HALF NELSON
Ryan Fleck, EUA, 2006

Creditado como uma co-autoria entre o diretor Ryan Fleck e sua co-roteirista e produtora Anna Boden, seria um tanto justo que a este “a film by” comunitário se juntasse o nome de Ryan Gosling, que dá face e alma ao filme. Numa atuação absolutamente física, filmada muitas vezes com a câmera colada ao seu corpo, Gosling é o guia para esta jornada ambígua que Fleck e Boden pretendem mostrar. É verdade que se trata de um filme de dois pólos, onde Gosling, um professor de história numa escola pública que tem as suas horas vagas regadas pelas mais variadas drogas, é oposto a Drey, sua aluna cuja maturidade permite freqüentar os ambientes menos prováveis com imensa sobriedade. O trabalho de Shareeka Epps como Drey é bastante eficiente, mas talvez pelo funcionamento de sua personagem, que possui um caminho mais tranqüilo dentro do filme, ela não consegue ter o mesmo impacto de Gosling.
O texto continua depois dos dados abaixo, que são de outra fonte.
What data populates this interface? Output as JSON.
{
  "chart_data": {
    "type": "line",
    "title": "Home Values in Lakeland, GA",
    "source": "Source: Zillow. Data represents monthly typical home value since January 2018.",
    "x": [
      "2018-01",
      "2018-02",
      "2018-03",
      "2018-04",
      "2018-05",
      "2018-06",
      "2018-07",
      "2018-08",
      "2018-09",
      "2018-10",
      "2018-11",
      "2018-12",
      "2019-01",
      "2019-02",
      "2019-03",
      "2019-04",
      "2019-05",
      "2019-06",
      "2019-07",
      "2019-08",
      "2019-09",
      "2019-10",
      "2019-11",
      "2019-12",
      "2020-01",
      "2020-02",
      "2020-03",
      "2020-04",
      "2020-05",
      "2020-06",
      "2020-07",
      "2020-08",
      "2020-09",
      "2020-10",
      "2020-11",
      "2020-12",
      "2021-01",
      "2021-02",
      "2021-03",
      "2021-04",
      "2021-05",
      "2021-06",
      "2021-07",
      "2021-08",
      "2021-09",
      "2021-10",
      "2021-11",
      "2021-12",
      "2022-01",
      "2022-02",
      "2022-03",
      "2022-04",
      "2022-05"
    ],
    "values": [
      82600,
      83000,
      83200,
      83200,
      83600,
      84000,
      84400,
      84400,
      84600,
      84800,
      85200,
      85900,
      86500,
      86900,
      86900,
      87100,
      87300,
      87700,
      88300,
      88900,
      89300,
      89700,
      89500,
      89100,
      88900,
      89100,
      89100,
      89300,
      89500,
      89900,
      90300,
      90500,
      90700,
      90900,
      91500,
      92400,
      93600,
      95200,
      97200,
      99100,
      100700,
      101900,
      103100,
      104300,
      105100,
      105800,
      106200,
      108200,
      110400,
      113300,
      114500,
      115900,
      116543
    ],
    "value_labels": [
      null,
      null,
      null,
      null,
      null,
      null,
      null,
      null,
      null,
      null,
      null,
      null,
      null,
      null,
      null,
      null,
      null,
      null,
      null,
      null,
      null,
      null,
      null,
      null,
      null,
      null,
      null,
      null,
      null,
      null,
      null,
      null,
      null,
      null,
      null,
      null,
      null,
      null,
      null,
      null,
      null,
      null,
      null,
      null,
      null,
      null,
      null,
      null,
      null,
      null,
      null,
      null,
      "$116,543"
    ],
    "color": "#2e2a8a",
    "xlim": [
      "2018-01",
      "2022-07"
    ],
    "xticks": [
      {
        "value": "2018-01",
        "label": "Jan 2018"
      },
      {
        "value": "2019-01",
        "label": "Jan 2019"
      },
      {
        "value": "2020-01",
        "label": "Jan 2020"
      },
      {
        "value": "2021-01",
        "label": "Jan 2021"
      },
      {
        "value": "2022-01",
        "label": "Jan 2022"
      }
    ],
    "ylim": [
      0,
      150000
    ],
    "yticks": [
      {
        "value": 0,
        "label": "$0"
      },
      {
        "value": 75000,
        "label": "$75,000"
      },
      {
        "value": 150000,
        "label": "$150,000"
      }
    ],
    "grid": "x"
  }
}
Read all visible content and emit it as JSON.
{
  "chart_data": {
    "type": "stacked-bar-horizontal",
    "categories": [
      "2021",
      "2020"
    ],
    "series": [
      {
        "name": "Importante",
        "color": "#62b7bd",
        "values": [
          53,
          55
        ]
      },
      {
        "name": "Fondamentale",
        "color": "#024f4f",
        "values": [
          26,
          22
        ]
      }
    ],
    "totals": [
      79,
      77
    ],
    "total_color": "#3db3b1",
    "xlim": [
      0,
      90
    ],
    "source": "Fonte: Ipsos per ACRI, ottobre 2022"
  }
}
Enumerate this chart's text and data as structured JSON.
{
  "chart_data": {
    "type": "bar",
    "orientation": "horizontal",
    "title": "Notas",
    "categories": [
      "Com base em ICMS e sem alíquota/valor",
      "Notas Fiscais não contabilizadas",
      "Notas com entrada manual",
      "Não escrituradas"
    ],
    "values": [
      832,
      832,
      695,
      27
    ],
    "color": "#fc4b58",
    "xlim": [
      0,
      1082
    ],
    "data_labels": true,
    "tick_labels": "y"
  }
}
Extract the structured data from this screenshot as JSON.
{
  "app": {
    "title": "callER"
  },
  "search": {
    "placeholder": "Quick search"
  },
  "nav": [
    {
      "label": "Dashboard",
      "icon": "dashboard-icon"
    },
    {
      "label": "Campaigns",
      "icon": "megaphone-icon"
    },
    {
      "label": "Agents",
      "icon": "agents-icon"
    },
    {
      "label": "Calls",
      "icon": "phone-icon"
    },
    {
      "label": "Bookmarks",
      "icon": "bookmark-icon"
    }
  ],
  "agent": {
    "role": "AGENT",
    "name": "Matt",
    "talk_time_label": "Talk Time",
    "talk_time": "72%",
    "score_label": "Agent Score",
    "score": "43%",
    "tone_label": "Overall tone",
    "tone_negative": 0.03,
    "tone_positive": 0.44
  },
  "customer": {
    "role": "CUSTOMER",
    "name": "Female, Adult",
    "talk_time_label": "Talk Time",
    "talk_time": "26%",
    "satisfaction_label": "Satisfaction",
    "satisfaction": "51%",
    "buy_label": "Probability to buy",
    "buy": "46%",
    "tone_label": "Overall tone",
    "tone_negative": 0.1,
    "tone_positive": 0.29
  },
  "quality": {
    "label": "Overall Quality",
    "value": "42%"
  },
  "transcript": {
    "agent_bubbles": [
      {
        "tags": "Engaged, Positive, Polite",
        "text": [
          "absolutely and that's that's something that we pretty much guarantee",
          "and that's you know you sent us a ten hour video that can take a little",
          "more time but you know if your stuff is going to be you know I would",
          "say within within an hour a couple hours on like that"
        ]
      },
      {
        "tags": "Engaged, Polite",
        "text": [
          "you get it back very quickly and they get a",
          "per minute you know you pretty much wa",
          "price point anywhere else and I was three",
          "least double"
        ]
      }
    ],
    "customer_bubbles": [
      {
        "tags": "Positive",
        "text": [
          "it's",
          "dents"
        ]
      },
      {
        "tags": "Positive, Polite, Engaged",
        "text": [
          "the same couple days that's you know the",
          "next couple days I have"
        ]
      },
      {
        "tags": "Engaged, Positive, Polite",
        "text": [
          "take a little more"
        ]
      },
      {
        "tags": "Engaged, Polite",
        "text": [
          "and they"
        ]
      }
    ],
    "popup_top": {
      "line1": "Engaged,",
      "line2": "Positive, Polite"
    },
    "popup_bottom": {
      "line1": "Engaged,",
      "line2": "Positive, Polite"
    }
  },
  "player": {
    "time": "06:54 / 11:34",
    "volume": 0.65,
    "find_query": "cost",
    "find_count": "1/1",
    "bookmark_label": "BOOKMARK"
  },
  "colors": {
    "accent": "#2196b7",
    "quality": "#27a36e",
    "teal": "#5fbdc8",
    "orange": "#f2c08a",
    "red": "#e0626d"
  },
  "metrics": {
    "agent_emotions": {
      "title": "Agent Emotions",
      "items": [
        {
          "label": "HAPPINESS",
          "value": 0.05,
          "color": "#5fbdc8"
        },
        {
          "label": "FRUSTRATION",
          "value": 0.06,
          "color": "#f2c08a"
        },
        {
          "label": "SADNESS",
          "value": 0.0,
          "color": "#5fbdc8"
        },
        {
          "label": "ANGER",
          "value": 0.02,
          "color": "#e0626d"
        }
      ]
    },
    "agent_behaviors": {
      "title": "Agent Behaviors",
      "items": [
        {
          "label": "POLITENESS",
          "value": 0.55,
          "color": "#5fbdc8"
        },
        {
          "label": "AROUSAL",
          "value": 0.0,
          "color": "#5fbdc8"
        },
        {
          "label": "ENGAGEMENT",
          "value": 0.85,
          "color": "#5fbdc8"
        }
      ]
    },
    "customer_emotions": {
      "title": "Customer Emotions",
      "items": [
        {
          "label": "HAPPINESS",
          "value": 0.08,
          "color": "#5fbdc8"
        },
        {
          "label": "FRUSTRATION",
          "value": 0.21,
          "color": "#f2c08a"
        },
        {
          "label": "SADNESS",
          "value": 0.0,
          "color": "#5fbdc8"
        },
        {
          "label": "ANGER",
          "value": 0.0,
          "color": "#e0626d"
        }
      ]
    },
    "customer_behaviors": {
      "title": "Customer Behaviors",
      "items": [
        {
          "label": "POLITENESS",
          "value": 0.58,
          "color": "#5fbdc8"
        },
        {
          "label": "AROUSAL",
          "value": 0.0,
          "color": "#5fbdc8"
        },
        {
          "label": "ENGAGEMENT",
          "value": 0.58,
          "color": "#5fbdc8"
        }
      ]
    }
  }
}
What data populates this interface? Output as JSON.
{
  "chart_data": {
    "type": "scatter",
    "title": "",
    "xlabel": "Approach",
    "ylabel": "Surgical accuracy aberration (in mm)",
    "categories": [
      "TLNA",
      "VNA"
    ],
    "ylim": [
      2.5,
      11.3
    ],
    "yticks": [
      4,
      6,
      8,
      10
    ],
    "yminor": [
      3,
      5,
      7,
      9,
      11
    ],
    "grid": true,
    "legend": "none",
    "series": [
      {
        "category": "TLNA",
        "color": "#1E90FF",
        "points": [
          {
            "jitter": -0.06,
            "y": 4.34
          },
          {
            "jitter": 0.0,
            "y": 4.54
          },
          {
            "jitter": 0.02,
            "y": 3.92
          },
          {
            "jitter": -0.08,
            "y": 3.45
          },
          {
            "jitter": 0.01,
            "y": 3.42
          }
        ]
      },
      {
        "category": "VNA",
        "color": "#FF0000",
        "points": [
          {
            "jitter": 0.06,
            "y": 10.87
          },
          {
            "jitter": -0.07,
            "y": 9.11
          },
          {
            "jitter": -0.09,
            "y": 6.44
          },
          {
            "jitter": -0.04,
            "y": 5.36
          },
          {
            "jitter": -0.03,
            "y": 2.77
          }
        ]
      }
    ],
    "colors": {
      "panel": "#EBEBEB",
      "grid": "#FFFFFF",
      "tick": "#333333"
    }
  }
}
Filmado em 16mm, o filme é inteiramente feito com a câmera na mão. A capacidade de Fleck de conseguir fazer uso deste formato é algo raro, sem transformar em nenhum momento a câmera na mão numa virtuose tremida. A fotografia é cheia de pequenos detalhes, mudanças focais, com as cores trabalhadas geralmente num tom desbotado, e a presença constante do grão na imagem. A forma como consegue equilibrar todos estes cacoetes formais é realmente interessante, a mostra de um olhar talentoso que está em constante busca pelo melhor modo de se aproximar de seus personagens. Ele também não abusa da câmera colada aos atores, utilizando-a apenas em alguns momentos, a grande maioria deles em torno do personagem de Gosling.

Half Nelson é também um filme de forte teor político, especialmente no trato com seus personagens. Se Dan (Gosling) é um professor de carisma e talento inegável no tato com os jovens, mas possui uma vida pessoal complicada e tortuosa, ele está longe de ser o único personagem cuja vida possui um estranho equilíbrio. Por exemplo, não há maldade no traficante interpretado por Anthony Mackie, um grande amigo do irmão de Drey, que está preso (muito provavelmente pelos negócios com Mackie). Ele genuinamente tenta se aproximar dela, que com um pai sumido e uma mãe ausente pelo trabalho, vive solitária demais. Vai ao seu jogo de basquete na escola – ressaltando a importância de que alguém a represente –, protege-a nas ruas, lhe dá abrigo nas tardes. Até mesmo quando Drey a ajuda com seus negócios escusos, isso não significa que ele esteja abusando dela, justamente pela postura de ambos os personagens: Drey, madura demais pra ser coagida numa exploração; Mackie, um carinho grande demais pela personagem para colocá-la em perigo contra sua vontade. O filme constantemente aponta para um caminho perigoso, mas o cineasta sabe o ponto exato de cortar e se recuperar. É um filme irregular em certa medida, mas bastante consciente daquilo que pretende.

Sobram ainda alguns simbolismos com os quais o filme não lida tão bem. Por vezes são interessantes, mas parecem sempre se aproximar do simplório demais. O mais explicito deles é o band-aid que Gosling usa após levar um soco em seu lábio, no momento em que seu personagem está mergulhando no fundo do poço. O band-aid carrega a imagem da bandeira americana, um simbolismo até compreensível, mas que de tão bobo e desnecessário perde qualquer interesse do ponto de vista político. As crianças recitando momentos da história americana possuem bem mais força, mesmo que por vezes soem questionáveis. A cena que mais funciona destas seqüências é aquela em que, após recitar uma destas situações – sempre acompanhadas por imagens de arquivo do evento –, uma menina vira para o professor e questiona: “isso realmente aconteceu?”.

O que talvez falte a Fleck (e Boden, como querem) é a percepção de o que há de mais forte do ponto de vista político no filme, e que isto não se encontra nestas alegorias mais diretas. Não é na sensibilidade que reside o talento do filme e de seus autores, cuja câmera possui um aspecto físico bem mais forte. A força do filme por este ponto de vista está na forma como conduz e mostra estes personagens, suas relações entre si, independente de qualquer ação insensata que venham cometer. É isso que dá a estes personagens uma imagem imensamente crível, e por isso mesmo garante ao filme um teor intensamente político. São sujeitos imperfeitos antes de qualquer outra coisa, e que tem na sua capacidade de seguir em frente, com suas crenças e erros, um otimismo voraz e raro. É a estas figuras que Fleck precisa encontrar como mostrar, com sua câmera flexível, sua imagem granulada, sua constante procura. Bastava não se perder em algumas destas anedotas fáceis e Half Nelson seria um filme brilhante.